The third example is Consumer Portfolio Services (NASDAQ:CPSS). CPSS reported a revenue beat of $33M over an estimate of $37M, more than 90%. EPS beat an estimate of $0.14 by $0.01. The stock closed the prior day at $6.42. An opening bid 1% higher would have been $6.48. The stock did trade a little bit higher the day before, up to $6.56, plus I would consider this an astounding beat, so I would have adjusted the bid up the full 3% max to $6.61. The stock had not run up by a large amount into earnings, nor did I see any red flags, so it was in play. The bid would have filled at the open for $6.59. Your stop would be placed at $6.46. Again, if you were really fast at moving your stops by the minute, you might have been stopped out as it dipped from $7.08 back to $6.94 about 20 minutes later for a 5.3% gain (not bad). If you hadn't moved it up yet, the stock moved up to $7.23 an hour later and you may have been stopped out from there a while later at $7.09 for a 7.6% gain. Either way, a nice gain.
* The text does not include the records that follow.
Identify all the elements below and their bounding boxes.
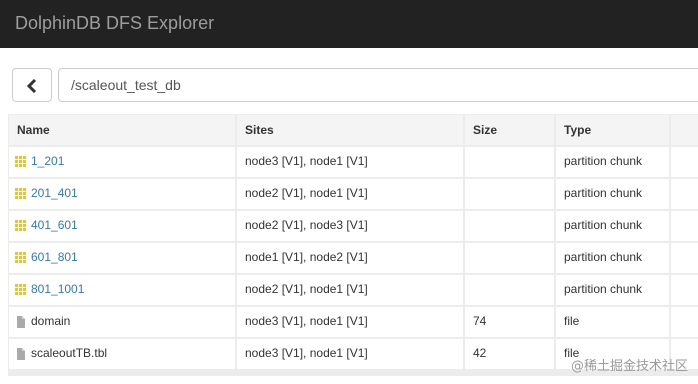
table-cell-type: partition chunk xyxy=(556,211,669,241)
folder-grid-icon xyxy=(15,156,26,167)
cell-sites: node2 [V1], node1 [V1] xyxy=(245,186,368,200)
table-row-name-cell: 201_401 xyxy=(9,179,235,209)
file-name: scaleoutTB.tbl xyxy=(31,346,108,360)
table-cell-sites: node3 [V1], node1 [V1] xyxy=(237,339,463,369)
table-cell-sites: node3 [V1], node1 [V1] xyxy=(237,147,463,177)
folder-grid-icon xyxy=(15,284,26,295)
navbar: DolphinDB DFS Explorer xyxy=(0,0,698,48)
table-cell-type: partition chunk xyxy=(556,147,669,177)
cell-type: partition chunk xyxy=(564,218,643,232)
back-button[interactable] xyxy=(12,68,52,102)
file-icon xyxy=(17,316,25,328)
header-column-sites[interactable]: Sites xyxy=(237,115,463,145)
file-table: Name Sites Size Type 1_201 node3 [V1], node1 … xyxy=(8,114,698,376)
cell-sites: node3 [V1], node1 [V1] xyxy=(245,346,368,360)
cell-size: 42 xyxy=(473,346,487,360)
header-column-name[interactable]: Name xyxy=(9,115,235,145)
table-cell-size: 42 xyxy=(465,339,554,369)
table-row-name-cell: 401_601 xyxy=(9,211,235,241)
folder-grid-icon xyxy=(15,188,26,199)
table-cell-type: file xyxy=(556,307,669,337)
cell-sites: node2 [V1], node1 [V1] xyxy=(245,282,368,296)
header-label: Sites xyxy=(245,123,274,137)
cell-type: file xyxy=(564,314,580,328)
table-cell-type: partition chunk xyxy=(556,243,669,273)
table-row-name-cell: domain xyxy=(9,307,235,337)
table-cell-size: 74 xyxy=(465,307,554,337)
cell-size: 74 xyxy=(473,314,487,328)
table-cell-size xyxy=(465,243,554,273)
cell-type: partition chunk xyxy=(564,250,643,264)
file-name: domain xyxy=(31,314,71,328)
table-row-name-cell: 801_1001 xyxy=(9,275,235,305)
folder-grid-icon xyxy=(15,220,26,231)
table-cell-type: partition chunk xyxy=(556,275,669,305)
partition-link[interactable]: 1_201 xyxy=(31,154,64,168)
partition-link[interactable]: 401_601 xyxy=(31,218,78,232)
cell-sites: node3 [V1], node1 [V1] xyxy=(245,314,368,328)
table-cell-size xyxy=(465,275,554,305)
table-cell-extra xyxy=(671,179,698,209)
table-cell-sites: node2 [V1], node1 [V1] xyxy=(237,275,463,305)
header-label: Type xyxy=(564,123,592,137)
table-cell-extra xyxy=(671,211,698,241)
cell-sites: node3 [V1], node1 [V1] xyxy=(245,154,368,168)
table-cell-size xyxy=(465,147,554,177)
table-cell-size xyxy=(465,211,554,241)
partition-link[interactable]: 601_801 xyxy=(31,250,78,264)
table-cell-extra xyxy=(671,243,698,273)
table-cell-sites: node3 [V1], node1 [V1] xyxy=(237,307,463,337)
table-cell-extra xyxy=(671,147,698,177)
header-column-size[interactable]: Size xyxy=(465,115,554,145)
header-label: Name xyxy=(17,123,50,137)
header-column-type[interactable]: Type xyxy=(556,115,669,145)
cell-type: partition chunk xyxy=(564,282,643,296)
table-cell-extra xyxy=(671,307,698,337)
folder-grid-icon xyxy=(15,252,26,263)
path-input[interactable]: /scaleout_test_db xyxy=(58,68,698,102)
table-cell-extra xyxy=(671,275,698,305)
cell-type: partition chunk xyxy=(564,186,643,200)
chevron-left-icon xyxy=(26,79,37,93)
table-cell-size xyxy=(465,179,554,209)
cell-sites: node1 [V1], node2 [V1] xyxy=(245,250,368,264)
table-cell-type: partition chunk xyxy=(556,179,669,209)
app-title[interactable]: DolphinDB DFS Explorer xyxy=(15,13,214,34)
table-row-name-cell: 1_201 xyxy=(9,147,235,177)
table-cell-sites: node2 [V1], node3 [V1] xyxy=(237,211,463,241)
header-column-extra xyxy=(671,115,698,145)
table-row-name-cell: 601_801 xyxy=(9,243,235,273)
table-cell-sites: node2 [V1], node1 [V1] xyxy=(237,179,463,209)
file-icon xyxy=(17,348,25,360)
table-row-name-cell: scaleoutTB.tbl xyxy=(9,339,235,369)
cell-sites: node2 [V1], node3 [V1] xyxy=(245,218,368,232)
header-label: Size xyxy=(473,123,498,137)
watermark: @稀土掘金技术社区 xyxy=(570,359,688,374)
table-cell-sites: node1 [V1], node2 [V1] xyxy=(237,243,463,273)
partition-link[interactable]: 801_1001 xyxy=(31,282,84,296)
cell-type: partition chunk xyxy=(564,154,643,168)
partition-link[interactable]: 201_401 xyxy=(31,186,78,200)
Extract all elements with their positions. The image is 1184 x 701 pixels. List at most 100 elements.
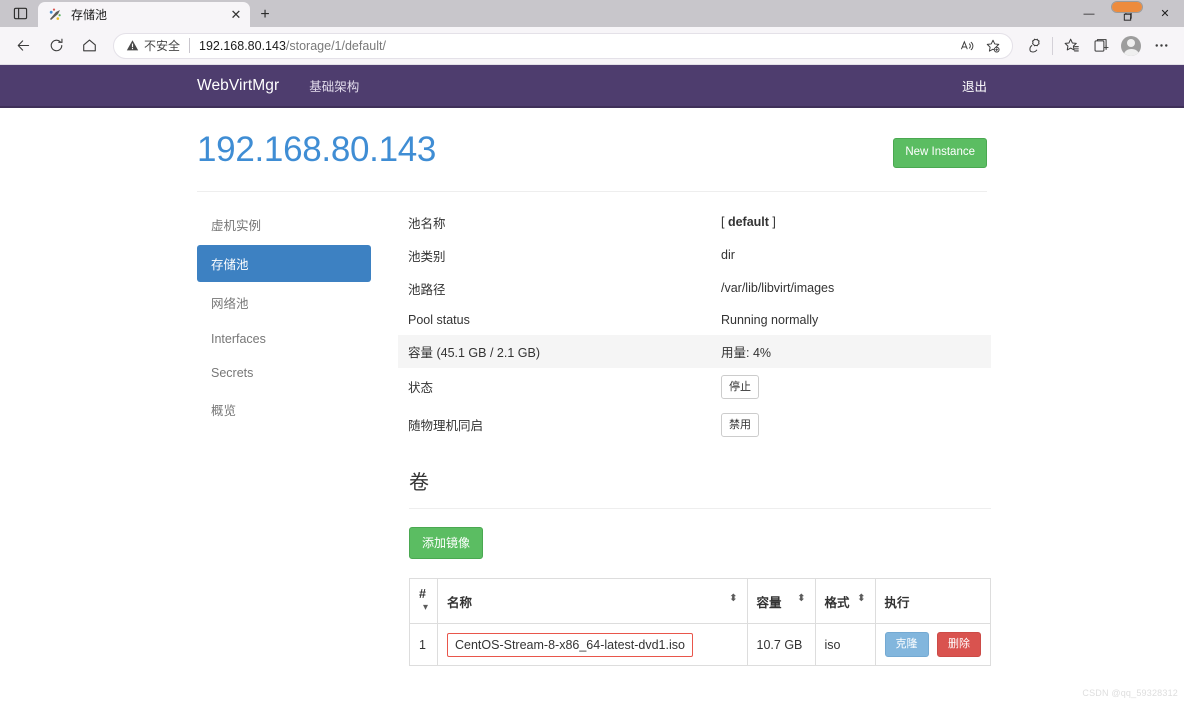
- detail-value: 停止: [721, 374, 984, 399]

Another example that fits our strategy from Friday morning is Tremor Video (NYSE:TRMR). Our bid would not have filled however, as it gapped up 12% at the open. It's a good thing our strategy tells us not to chase these gap-ups, as 40 minutes later the stock had given back the entire opening gain.
First of all, this is a day-trading strategy, not an investment strategy. Second, Friday was a day where this strategy worked really well. It doesn't always work this well, but it has been a winning strategy for me over a long period of time. Try paper trading it first, try adjusting your stop loss limits, or your max bid amount to catch a few more 4% or 5% gap-ups, see what types or sizes of companies it works best with, and you might come up with an even better set of rules.
Disclosure: I have no positions in any stocks mentioned, and no plans to initiate any positions within the next 72 hours. I wrote this article myself, and it expresses my own opinions. I am not receiving compensation for it (other than from Seeking Alpha). I have no business relationship with any company whose stock is mentioned in this article.